An official inquiry found that Mr Litvinenko, who died from radioactive poisoning in London in 2006, was “probably” ordered to be killed by Russian president Vladimir Putin.
The former FSB agent, who was living in London under asylum after he accused Russian FSB agents of assassinating an oligarch, worked as a writer and consultant for the British intelligence services.
Pollsters YouGov asked the public whether the incident was “an outrage” that merited action against the Russian government or “one of the facts of international espionage” that required no special response.
41 per cent of the public responded that the assassination was simply a fact of life, while just 24 agreed it was an “outrage”. 14 per cent of the public responded “neither” and 21 per cent said they did not know.
The public’s world-weary response somewhat contrasts with the Government, which has taken new measures in response to the inquiry’s findings.

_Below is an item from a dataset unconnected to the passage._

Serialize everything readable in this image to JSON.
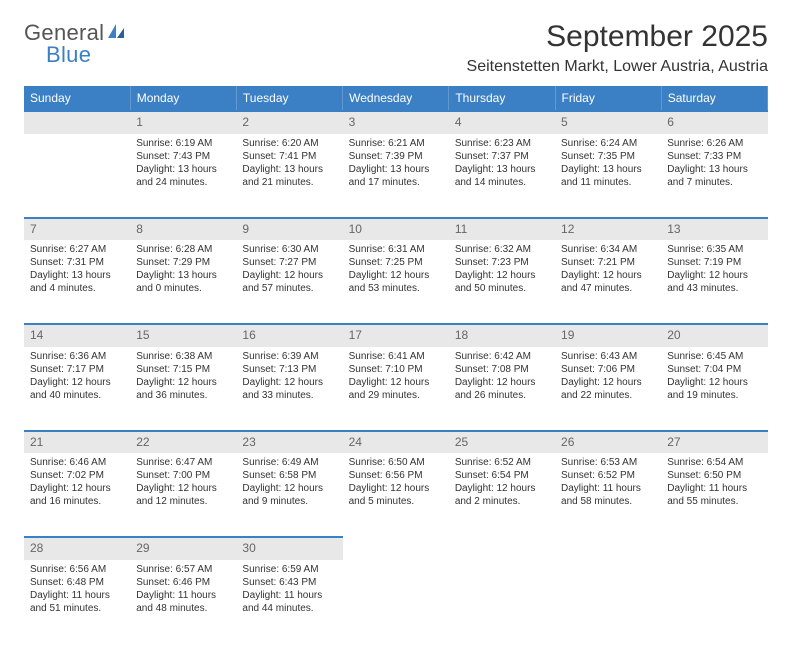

Home Secretary Theresa May announced the freezing of assets of two men believed to have administered the poison – Andrei Lugovoi and Dmitry Kovtun.
Opposition MPs and some Conservative backbenchers have said the Government’s response has not gone far enough, however.
Shadow Home Secretary Andy Burnham said the response did not “go anywhere near enough in answering the seriousness of the findings” and suggested the immediate expulsion of every Russian FSB operative from the UK, as well as new economic sanctions against the country.
Russia’s foreign ministry described the inquiry’s findings as “politically motivated” and that the killing of Mr Litvinenko was a “purely criminal” matter.
YouGov conducted the poll of 2677 UK adults on 22 January 2016. The company confirmed to the Independent that the poll was properly weighted to represent GB demographics.
The full wording of the options was "This kind of thing is one of the facts of international espionage and there is no need to treat this event any differently" and "This is an outrage and the British government should take serious action against the Russian government".